Alguns debates sobre educação não fazem o menor sentido, já pensou se fossem em outras áreas?

Imagine um movimento chamado “Medicina Sem Partido”. O objetivo é simples. A ideia é expurgar dos hospitais todos os médicos doutrinadores. Os tratamentos deixam de ser validados pela sua capacidade de curar doenças. Agora, o que vale é a anuência das famílias e dos pacientes. Não gosta de um remédio? De um tratamento? Chega de diálogo. Processo na equipe hospitalar e gravação do médico doutrinador, para ser exibida em todas as redes sociais.

Agora, imagine que esse movimento ganhou força. Ele definiu que o papel dos hospitais não é mais curar os pacientes, mas garantir que os médicos mantenham a ordem nos quartos. Se o paciente não se comportar direito, ele deve ser deixado a própria sorte para que uma pessoa mais bem-educada ocupe seu lugar.

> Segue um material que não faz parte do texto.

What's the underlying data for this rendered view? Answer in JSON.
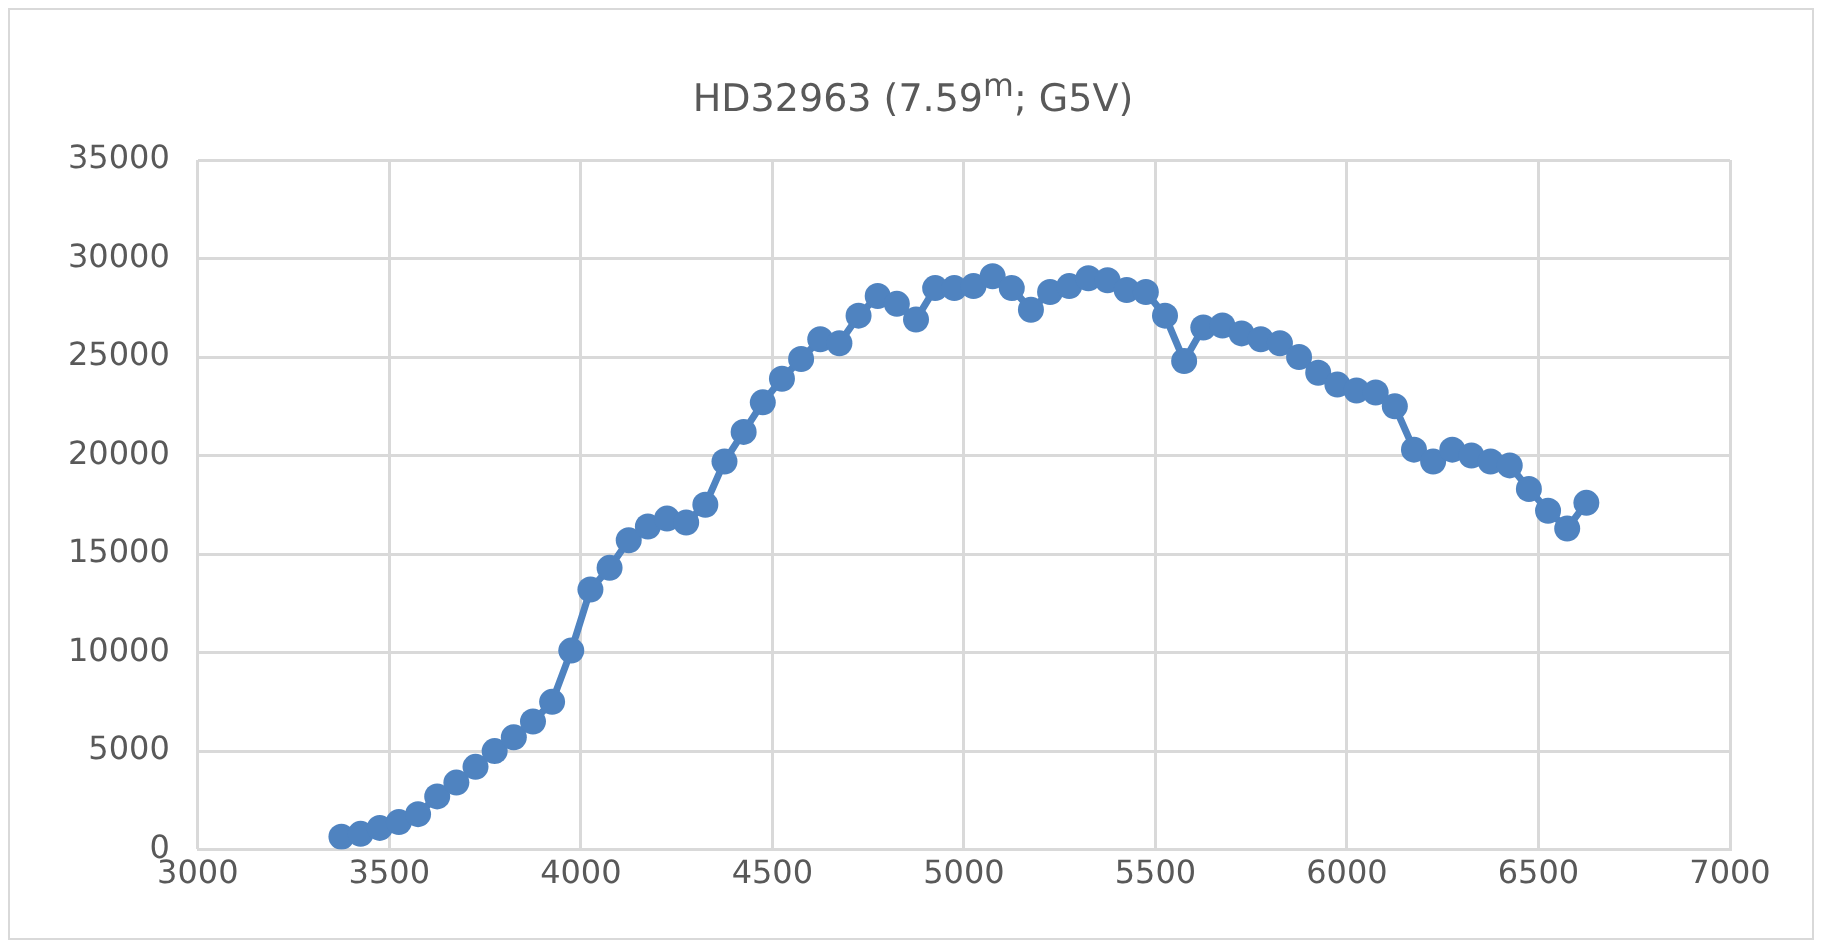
{
  "chart_data": {
    "type": "line",
    "title": "HD32963 (7.59$^{m}$; G5V)",
    "x": [
      3375,
      3425,
      3475,
      3525,
      3575,
      3625,
      3675,
      3725,
      3775,
      3825,
      3875,
      3925,
      3975,
      4025,
      4075,
      4125,
      4175,
      4225,
      4275,
      4325,
      4375,
      4425,
      4475,
      4525,
      4575,
      4625,
      4675,
      4725,
      4775,
      4825,
      4875,
      4925,
      4975,
      5025,
      5075,
      5125,
      5175,
      5225,
      5275,
      5325,
      5375,
      5425,
      5475,
      5525,
      5575,
      5625,
      5675,
      5725,
      5775,
      5825,
      5875,
      5925,
      5975,
      6025,
      6075,
      6125,
      6175,
      6225,
      6275,
      6325,
      6375,
      6425,
      6475,
      6525,
      6575,
      6625
    ],
    "series": [
      {
        "color": "#4f83c0",
        "values": [
          650,
          800,
          1100,
          1400,
          1800,
          2700,
          3400,
          4200,
          5000,
          5700,
          6500,
          7500,
          10100,
          13200,
          14300,
          15700,
          16400,
          16800,
          16600,
          17500,
          19700,
          21200,
          22700,
          23900,
          24900,
          25900,
          25700,
          27100,
          28100,
          27700,
          26900,
          28500,
          28500,
          28600,
          29100,
          28500,
          27400,
          28300,
          28600,
          29000,
          28900,
          28400,
          28300,
          27100,
          24800,
          26500,
          26600,
          26200,
          25900,
          25700,
          25000,
          24200,
          23600,
          23300,
          23200,
          22500,
          20300,
          19700,
          20300,
          20000,
          19700,
          19500,
          18300,
          17200,
          16300,
          17600
        ]
      }
    ],
    "xlim": [
      3000,
      7000
    ],
    "xticks": [
      3000,
      3500,
      4000,
      4500,
      5000,
      5500,
      6000,
      6500,
      7000
    ],
    "ylim": [
      0,
      35000
    ],
    "yticks": [
      0,
      5000,
      10000,
      15000,
      20000,
      25000,
      30000,
      35000
    ],
    "grid": true,
    "legend": false,
    "marker": "circle",
    "line_style": "solid"
  }
}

Como um tsunami, esse movimento não para. Ele defende que os médicos atendam pessoas de regiões afastadas à distância. Como é muito caro manter profissionais de saúde em áreas rurais, basta colocar todos os pacientes em videoconferência.

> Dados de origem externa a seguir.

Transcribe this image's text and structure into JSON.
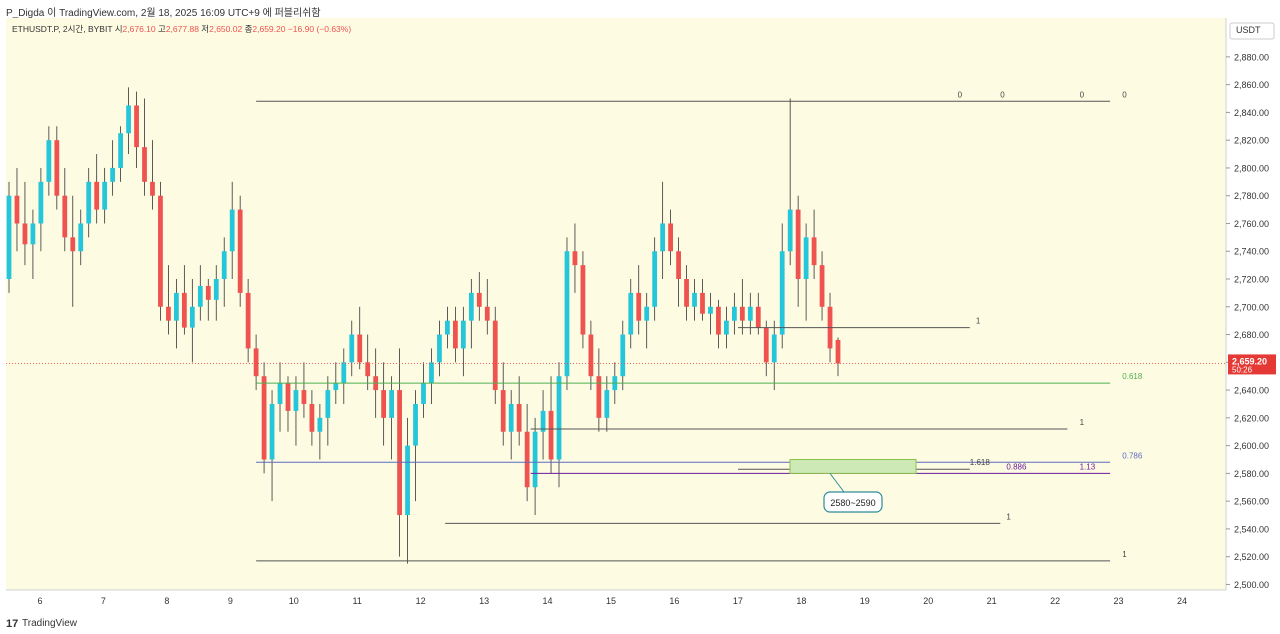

Finalmente, o “Medicina Sem Partido” defende uma mudança de paradigma. Oswaldo Cruz e Carlos Chagas serão banidos das escolas de medicina do Brasil porque o movimento não gosta das ideias que eles defenderam. Além disso, o movimento atribui a eles o fato de que ainda se morre de febre amarela e de doença de Chagas no país. Se eles não conseguiram erradicar as doenças, logo, nada do que eles fazem presta.

Tudo muito absurdo, certo? Pois bem. Cada um dos parágrafos anteriores transpõe para a medicina algumas das prioridades do presidente Jair Bolsonaro para a educação. Escola Sem Partido, progressão continuada, educação à distância em regiões rurais e erradicação de Paulo Freire. Verdade seja dita, Bolsonaro não está sozinho nessa. A educação é um terreno fértil para debates absurdos, à direita e à esquerda – e tenho uma hipótese para isso.

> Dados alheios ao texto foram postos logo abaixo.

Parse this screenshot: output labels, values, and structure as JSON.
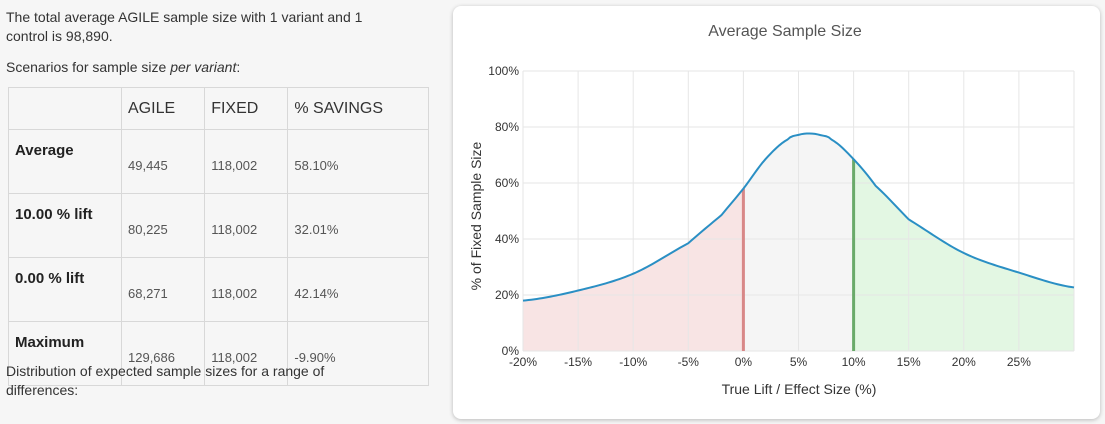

Diferente de outras áreas, muitas pessoas e organizações se julgam capacitadas a dar diagnósticos e soluções salvadoras para a aprendizagem –mesmo sem saber nada sobre educação. Pior, se acham no direito de definir prioridades mesmo com pouquíssimos dados.

Exemplo de assunto ausente da lista de prioridades. O pesquisador Ricardo Paes de Barros, um dos pais do Bolsa Família, fez um estudo para o Gesta (Galeria de Estudos e Avaliação de Políticas Públicas) sobre evasão escolar. Descobriu que ela atinge 27% dos jovens de 15 a 17 anos e cria um problema enorme para a população. Quem não termina a educação básica (ou seja, sai da escola antes de terminar o ensino médio) ganha menos e tem empregos piores.

Quantas vezes você ouviu falar desse problema, com esses dados? Pois é. Em educação, o ruído sempre é mais forte do que o bom senso. Mudar esse cenário é urgente.

Afinal, voltando para a comparação entre educação e medicina: em vez de discutir como salvar a vida das pessoas, estamos discutindo a ideologia dos médicos. Não há país que vá para a frente com tanta energia desperdiçada.